5) Mancata estrazione tecnica dei tecnici della qualità. Troppo spesso gli addetti e i tecnici della qualità in azienda non hanno un’estrazione tecnica e/o non hanno maturato alcuna esperienza nell’area tecnica, con il risultato di non avere una conoscenza intima e approfondita dei processi industriali, ma, cosa ancor più grave dei prodotti. Questo aspetto è spesso il risultato di un baricentro troppo spostato verso l’area commerciale a discapito di quella tecnica.
6) Mancato coinvolgimento dei fornitori. Molte imprese non coinvolgono in modo adeguato i fornitori, sia durante le attività di scouting di nuove tecnologie, sia durante le fasi più esecutive di sviluppo prodotto. La frammentazione internazionale dei processi produttivi e la conseguente perdita di significato del “made-in” impongono un coinvolgimento dei fornitori puntuale su temi specifici, ma soprattutto continuo nell’arco dell’intero sviluppo prodotto. Metodologie estremamente consolidate e mature come il DFMA possono ancora dare molto e la vera sfida è applicarle su prodotti con una forte componente di outsourcing. Il costo non può e non deve essere l’unico driver di scelta dei fornitori, anche in un’economia a crescita bassa, nulla o negativa.
7) Mancato coinvolgimento dei clienti. In maniera diametricalmente opposta al punto precedente, il mancato coinvolgimento dei clienti può comportare non solo difficoltà intrinseche a livello qualitativo, ma anche un problema di over quality e parallelamente di over cost. Il vero salto di qualità sarebbe non solo coinvolgere il cliente fin dalle prime fasi di sviluppo prodotto, ma cercare di vivere la sua stessa vita e le sue esperienze d’uso dei prodotti e servizi offerti dall’azienda.
Torniamo ai principi
Di fronte a un tema molto ampio o a un problema di elevata complessità, un approccio che di solito funziona è quello di ripartire dalle basi, dai fondamentali, ovvero da cosa dicono i “sacri testi” del management e i modelli teorici.
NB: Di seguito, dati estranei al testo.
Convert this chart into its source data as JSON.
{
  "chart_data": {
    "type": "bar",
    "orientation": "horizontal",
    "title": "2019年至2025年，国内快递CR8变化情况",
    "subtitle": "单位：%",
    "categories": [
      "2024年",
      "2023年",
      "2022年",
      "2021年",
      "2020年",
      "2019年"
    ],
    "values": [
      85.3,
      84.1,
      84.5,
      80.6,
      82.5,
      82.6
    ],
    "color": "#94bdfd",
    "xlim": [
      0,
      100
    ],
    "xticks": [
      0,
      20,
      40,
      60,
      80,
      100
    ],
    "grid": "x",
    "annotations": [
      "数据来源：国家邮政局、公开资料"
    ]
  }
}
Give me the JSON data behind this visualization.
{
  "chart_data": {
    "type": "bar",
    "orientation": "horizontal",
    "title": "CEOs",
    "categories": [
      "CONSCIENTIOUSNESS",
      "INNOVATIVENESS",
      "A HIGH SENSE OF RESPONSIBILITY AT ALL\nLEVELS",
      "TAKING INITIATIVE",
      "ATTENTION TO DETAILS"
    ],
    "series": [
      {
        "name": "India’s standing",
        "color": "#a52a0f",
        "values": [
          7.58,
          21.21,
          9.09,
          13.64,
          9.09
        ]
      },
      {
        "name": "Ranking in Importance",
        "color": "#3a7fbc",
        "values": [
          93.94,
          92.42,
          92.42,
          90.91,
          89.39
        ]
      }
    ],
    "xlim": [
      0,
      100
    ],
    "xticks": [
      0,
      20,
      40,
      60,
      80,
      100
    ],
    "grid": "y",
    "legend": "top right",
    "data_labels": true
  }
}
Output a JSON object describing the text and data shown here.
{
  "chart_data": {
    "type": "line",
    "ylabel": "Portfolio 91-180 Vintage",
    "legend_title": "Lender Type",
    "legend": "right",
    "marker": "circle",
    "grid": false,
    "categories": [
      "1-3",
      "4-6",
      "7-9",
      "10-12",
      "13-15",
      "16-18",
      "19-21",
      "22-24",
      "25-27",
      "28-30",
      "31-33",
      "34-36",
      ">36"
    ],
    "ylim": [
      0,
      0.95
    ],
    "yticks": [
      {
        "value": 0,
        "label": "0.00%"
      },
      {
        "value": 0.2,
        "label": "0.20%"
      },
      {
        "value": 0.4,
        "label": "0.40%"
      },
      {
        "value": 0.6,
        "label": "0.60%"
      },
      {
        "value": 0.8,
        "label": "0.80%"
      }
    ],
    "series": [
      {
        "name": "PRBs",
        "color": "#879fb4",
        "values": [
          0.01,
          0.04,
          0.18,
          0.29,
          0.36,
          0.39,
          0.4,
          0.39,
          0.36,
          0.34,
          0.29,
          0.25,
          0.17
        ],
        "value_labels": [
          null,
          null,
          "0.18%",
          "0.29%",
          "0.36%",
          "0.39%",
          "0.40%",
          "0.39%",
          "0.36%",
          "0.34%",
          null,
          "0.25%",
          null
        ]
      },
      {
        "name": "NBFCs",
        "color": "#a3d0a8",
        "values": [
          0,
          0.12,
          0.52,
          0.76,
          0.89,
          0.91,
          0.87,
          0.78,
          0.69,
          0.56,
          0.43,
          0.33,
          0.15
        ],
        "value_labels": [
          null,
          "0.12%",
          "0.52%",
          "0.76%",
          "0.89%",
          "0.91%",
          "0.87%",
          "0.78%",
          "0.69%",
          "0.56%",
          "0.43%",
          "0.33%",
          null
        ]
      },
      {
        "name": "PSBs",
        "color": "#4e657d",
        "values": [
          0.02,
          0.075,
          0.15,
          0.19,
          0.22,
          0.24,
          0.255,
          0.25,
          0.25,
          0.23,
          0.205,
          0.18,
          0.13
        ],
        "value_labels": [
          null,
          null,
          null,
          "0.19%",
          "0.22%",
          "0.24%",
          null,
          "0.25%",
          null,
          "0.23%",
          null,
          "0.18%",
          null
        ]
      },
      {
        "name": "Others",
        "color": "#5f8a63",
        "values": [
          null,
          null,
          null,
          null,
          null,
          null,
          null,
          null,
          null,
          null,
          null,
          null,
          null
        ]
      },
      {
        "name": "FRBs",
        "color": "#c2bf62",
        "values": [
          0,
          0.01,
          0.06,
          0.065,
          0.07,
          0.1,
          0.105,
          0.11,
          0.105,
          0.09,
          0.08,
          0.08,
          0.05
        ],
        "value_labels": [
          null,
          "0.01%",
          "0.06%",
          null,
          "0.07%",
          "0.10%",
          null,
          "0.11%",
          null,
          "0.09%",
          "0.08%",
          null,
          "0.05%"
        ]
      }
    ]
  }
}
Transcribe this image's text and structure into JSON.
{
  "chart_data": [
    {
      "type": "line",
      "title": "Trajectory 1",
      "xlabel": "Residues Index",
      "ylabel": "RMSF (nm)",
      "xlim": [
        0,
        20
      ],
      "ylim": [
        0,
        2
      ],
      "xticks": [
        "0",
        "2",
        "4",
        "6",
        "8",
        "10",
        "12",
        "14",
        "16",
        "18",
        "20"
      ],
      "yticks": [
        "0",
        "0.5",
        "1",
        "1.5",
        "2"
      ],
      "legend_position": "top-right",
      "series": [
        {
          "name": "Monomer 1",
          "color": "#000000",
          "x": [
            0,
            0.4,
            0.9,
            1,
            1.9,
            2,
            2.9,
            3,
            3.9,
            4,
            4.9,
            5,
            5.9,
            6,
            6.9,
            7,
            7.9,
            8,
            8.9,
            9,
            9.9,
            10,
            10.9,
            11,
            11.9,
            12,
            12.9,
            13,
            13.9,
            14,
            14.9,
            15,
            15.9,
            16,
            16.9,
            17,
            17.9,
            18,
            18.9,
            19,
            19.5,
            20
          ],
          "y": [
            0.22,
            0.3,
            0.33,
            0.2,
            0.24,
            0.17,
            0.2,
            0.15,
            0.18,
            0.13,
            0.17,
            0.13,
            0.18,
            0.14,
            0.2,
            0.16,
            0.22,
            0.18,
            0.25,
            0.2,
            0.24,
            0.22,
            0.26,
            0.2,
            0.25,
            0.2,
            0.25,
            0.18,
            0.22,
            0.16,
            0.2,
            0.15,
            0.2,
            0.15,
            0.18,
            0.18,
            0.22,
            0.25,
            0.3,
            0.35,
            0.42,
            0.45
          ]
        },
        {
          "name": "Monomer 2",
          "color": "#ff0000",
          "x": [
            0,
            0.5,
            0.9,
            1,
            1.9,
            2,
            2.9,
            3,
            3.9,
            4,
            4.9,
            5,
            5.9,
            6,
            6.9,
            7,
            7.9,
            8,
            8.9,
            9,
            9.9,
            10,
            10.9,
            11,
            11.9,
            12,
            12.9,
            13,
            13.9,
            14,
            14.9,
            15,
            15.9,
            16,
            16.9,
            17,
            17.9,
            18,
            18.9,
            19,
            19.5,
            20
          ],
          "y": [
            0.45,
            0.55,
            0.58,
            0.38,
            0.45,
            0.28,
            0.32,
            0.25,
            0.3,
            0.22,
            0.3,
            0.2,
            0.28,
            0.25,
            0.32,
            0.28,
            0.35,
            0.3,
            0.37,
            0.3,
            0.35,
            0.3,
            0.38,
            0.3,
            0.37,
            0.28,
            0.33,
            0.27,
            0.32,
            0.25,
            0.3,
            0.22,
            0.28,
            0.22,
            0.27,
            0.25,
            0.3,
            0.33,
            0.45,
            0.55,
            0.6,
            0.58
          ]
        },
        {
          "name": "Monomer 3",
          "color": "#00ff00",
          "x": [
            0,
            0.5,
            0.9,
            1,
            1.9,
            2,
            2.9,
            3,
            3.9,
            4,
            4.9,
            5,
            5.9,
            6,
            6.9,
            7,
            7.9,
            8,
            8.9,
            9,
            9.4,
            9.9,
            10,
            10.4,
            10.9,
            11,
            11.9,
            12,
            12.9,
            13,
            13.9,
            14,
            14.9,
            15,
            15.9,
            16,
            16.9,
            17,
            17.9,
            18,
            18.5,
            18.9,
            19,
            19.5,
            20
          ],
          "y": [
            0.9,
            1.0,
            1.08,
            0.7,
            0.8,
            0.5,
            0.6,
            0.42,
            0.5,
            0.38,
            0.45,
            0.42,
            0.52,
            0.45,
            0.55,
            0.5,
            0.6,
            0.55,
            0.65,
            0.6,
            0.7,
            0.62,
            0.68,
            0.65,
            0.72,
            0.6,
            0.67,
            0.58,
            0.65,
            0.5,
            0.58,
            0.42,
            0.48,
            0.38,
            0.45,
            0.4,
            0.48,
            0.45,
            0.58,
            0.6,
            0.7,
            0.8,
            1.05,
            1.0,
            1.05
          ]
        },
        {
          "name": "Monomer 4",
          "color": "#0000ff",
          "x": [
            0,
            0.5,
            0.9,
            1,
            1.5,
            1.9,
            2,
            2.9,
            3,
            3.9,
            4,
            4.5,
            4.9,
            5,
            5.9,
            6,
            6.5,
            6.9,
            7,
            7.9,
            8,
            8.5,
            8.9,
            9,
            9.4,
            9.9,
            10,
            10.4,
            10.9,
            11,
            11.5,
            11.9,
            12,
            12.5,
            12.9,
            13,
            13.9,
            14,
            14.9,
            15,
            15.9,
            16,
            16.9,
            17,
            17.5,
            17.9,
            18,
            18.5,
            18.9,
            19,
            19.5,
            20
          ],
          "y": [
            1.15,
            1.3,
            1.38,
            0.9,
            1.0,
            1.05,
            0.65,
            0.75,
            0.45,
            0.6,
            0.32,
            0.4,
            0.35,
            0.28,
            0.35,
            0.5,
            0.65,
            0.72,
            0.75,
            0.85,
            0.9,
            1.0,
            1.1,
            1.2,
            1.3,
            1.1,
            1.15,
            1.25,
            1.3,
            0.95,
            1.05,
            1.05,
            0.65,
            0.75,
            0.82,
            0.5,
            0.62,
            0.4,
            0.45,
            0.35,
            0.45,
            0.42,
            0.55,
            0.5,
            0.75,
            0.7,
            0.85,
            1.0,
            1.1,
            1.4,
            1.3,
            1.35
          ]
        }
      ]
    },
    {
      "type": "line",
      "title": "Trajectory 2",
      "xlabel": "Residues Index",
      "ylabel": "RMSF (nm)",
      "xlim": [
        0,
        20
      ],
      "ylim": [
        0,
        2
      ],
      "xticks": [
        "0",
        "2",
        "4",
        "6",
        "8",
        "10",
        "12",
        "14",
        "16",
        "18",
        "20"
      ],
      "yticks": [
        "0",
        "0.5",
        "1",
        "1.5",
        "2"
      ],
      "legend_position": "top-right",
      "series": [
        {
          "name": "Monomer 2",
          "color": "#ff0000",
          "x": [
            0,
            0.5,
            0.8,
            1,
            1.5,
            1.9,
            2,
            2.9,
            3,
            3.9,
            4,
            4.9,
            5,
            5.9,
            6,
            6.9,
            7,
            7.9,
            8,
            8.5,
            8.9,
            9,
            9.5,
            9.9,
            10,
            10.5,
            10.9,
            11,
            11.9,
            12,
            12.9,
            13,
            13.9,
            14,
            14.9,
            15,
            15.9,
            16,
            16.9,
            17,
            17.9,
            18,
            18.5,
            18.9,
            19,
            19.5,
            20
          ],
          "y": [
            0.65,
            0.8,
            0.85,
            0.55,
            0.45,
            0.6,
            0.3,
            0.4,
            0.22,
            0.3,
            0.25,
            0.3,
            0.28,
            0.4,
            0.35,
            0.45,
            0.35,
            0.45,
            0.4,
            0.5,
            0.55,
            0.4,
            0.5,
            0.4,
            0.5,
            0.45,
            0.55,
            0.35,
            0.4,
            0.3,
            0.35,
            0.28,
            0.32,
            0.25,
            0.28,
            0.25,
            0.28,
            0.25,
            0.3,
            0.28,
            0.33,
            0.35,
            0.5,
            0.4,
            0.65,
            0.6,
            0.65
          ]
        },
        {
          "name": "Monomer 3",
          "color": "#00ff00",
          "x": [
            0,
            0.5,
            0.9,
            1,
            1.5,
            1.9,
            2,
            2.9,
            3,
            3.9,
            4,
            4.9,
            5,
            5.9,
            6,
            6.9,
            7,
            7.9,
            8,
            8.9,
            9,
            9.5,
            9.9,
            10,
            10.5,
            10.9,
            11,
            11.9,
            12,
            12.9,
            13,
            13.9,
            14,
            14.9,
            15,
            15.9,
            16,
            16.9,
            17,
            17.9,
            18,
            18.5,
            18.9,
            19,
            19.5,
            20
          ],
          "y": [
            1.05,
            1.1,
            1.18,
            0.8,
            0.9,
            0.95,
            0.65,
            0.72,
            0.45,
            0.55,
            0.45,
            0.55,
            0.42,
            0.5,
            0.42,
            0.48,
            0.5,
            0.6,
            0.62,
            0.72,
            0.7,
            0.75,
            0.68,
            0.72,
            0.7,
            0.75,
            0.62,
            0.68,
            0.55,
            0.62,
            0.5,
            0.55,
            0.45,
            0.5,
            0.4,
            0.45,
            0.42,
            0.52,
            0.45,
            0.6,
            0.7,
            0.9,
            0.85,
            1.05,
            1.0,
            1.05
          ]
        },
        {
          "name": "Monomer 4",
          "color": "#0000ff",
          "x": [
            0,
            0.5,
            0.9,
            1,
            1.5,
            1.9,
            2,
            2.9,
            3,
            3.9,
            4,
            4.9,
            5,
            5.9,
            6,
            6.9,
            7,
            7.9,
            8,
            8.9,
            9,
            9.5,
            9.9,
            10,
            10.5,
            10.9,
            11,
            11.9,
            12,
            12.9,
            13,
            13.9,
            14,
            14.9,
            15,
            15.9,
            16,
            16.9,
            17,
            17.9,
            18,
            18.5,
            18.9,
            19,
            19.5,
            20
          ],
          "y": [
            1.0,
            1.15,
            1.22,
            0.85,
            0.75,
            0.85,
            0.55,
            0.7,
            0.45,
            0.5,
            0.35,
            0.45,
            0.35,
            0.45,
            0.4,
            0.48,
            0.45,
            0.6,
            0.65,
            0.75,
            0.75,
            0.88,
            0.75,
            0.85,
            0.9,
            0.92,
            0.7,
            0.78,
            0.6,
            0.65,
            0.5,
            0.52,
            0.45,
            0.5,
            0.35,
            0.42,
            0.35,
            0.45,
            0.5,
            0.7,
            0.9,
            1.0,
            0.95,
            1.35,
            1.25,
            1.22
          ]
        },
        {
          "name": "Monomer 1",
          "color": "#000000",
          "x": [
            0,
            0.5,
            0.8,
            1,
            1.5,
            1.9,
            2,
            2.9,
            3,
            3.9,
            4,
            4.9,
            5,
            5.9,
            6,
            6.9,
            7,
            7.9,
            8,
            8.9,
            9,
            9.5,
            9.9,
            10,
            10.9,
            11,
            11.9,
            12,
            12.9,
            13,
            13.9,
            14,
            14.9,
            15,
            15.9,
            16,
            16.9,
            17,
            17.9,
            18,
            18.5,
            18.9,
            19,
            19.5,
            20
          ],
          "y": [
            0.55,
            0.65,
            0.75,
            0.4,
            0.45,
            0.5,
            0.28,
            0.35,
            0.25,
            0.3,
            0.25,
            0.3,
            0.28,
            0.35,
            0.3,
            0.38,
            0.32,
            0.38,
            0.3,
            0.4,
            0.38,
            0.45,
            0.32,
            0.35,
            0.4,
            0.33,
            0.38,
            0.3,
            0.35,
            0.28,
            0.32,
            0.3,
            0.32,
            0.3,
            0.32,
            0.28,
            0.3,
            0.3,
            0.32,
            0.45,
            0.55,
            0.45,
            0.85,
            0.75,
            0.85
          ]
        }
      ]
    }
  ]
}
In questo caso è sufficiente tornare alle norme e in particolare ai principi di fatto stabiliti dalle ISO 9000 e ISO 9001: orientamento al cliente, leadership, coinvolgimento delle persone, approccio per processi, miglioramento, decisioni basate su evidenze e gestione delle relazioni. Molti degli errori comunemente commessi in azienda relativamente alla qualità e descritti sopra sono proprio il risultato di una mancata applicazione delle norme. Restano esclusi due punti, che forse le norme, nella loro asettica generalità, non trattano esplicitamente e danno probabilmente per scontati, ovvero la frequente inadeguatezza delle risorse della qualità e la mancata estrazione tecnica di molti tecnici qualità. Combinare la teoria generale con le evidenze del campo, adattare i modelli e principi delle norme e della letteratura continuano ad essere le uniche leve per effettuare il cambiamento e innalzare il livello delle prestazioni.